As famosas “bets” geraram um fenômeno transformador em nossa sociedade. Deixando de lado qualquer julgamento crítico sobre tal mudança, a bem da verdade é que referidas casas de apostas, tamanho o seu poderio econômico e político, trouxeram à luz temas até então adormecidas em nosso país. O que até pouco tempo atrás constituía um “assunto-tabu”, reverteu-se em absoluta normalidade, diante de uma avalanche de casas de apostas que inundaram o cotidiano brasileiro.
Após anos de espera, a Lei 14.790, que regula a modalidade lotérica de apostas de quota fixa, promoveu finalmente um marco legal sobre o tema. A partir de 2025, as empresas do setor que desejarem operar de forma legítima no país, para além da aquisição de licença própria, terão que se submeter a uma série de obrigações aptas a prevenir a prática de lavagem de dinheiro, financiamento ao terrorismo, etc.
Acontece que referida legislação veio desacompanhada de qualquer alteração no plano criminal. Desde 1941, a exploração de jogo de azar constitui contravenção penal, punível com prisão simples de 3 meses a 1 ano. Embora em vigor há tanto tempo, por um sem-número de motivos, são raríssimos os casos de persecução penal de combate às casas clandestinas de jogos.
Com a entrada em vigor da nova legislação, que coloca na legalidade casas de apostas que atuam sob a modalidade de quota-fixa, parece imperioso que se estabeleça também um plano legislativo criminal condizente. A se manter a realidade atual, muitas casas de aposta continuarão operando na ilegalidade, dado que a repressão referente à contravenção não terá qualquer efeito inibitório.

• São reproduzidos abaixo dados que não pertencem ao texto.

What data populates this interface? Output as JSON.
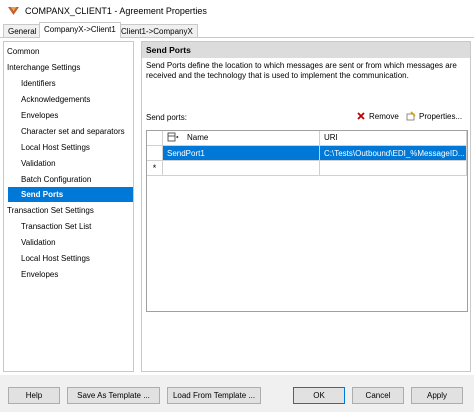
{
  "window": {
    "title": "COMPANX_CLIENT1 - Agreement Properties"
  },
  "tabs": [
    "General",
    "CompanyX->Client1",
    "Client1->CompanyX"
  ],
  "tree": {
    "items": [
      "Common",
      "Interchange Settings",
      "Identifiers",
      "Acknowledgements",
      "Envelopes",
      "Character set and separators",
      "Local Host Settings",
      "Validation",
      "Batch Configuration",
      "Send Ports",
      "Transaction Set Settings",
      "Transaction Set List",
      "Validation",
      "Local Host Settings",
      "Envelopes"
    ],
    "selected": "Send Ports"
  },
  "panel": {
    "header": "Send Ports",
    "description": "Send Ports define the location to which messages are sent or from which messages are received and the technology that is used to implement the communication.",
    "send_ports_label": "Send ports:",
    "remove_label": "Remove",
    "properties_label": "Properties..."
  },
  "grid": {
    "columns": [
      "Name",
      "URI"
    ],
    "rows": [
      {
        "name": "SendPort1",
        "uri": "C:\\Tests\\Outbound\\EDI_%MessageID..."
      }
    ],
    "new_row_marker": "*"
  },
  "footer": {
    "help": "Help",
    "save_as_template": "Save As Template ...",
    "load_from_template": "Load From Template ...",
    "ok": "OK",
    "cancel": "Cancel",
    "apply": "Apply"
  },
  "colors": {
    "selection": "#0078d7",
    "header_bg": "#dcdcdc",
    "footer_bg": "#f0f0f0"
  }
}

Atualmente, tramita no Senado Federal o Projeto de Lei 2.234/22, que tipifica como crime a exploração de casas de jogos e apostas, em desacordo com a legislação em vigor. É verdade que criação de novos tipos penas, no mais das vezes, afigura-se como medida contraproducente no combate à atividade criminosa. No entanto, em se tratando de ambiente com tamanha permeabilidade a atos de lavagem de capitais e blindagem de condutas ilícitas, o Direito Penal não pode conferir espaço indevido a quem se aproveita da clandestinidade.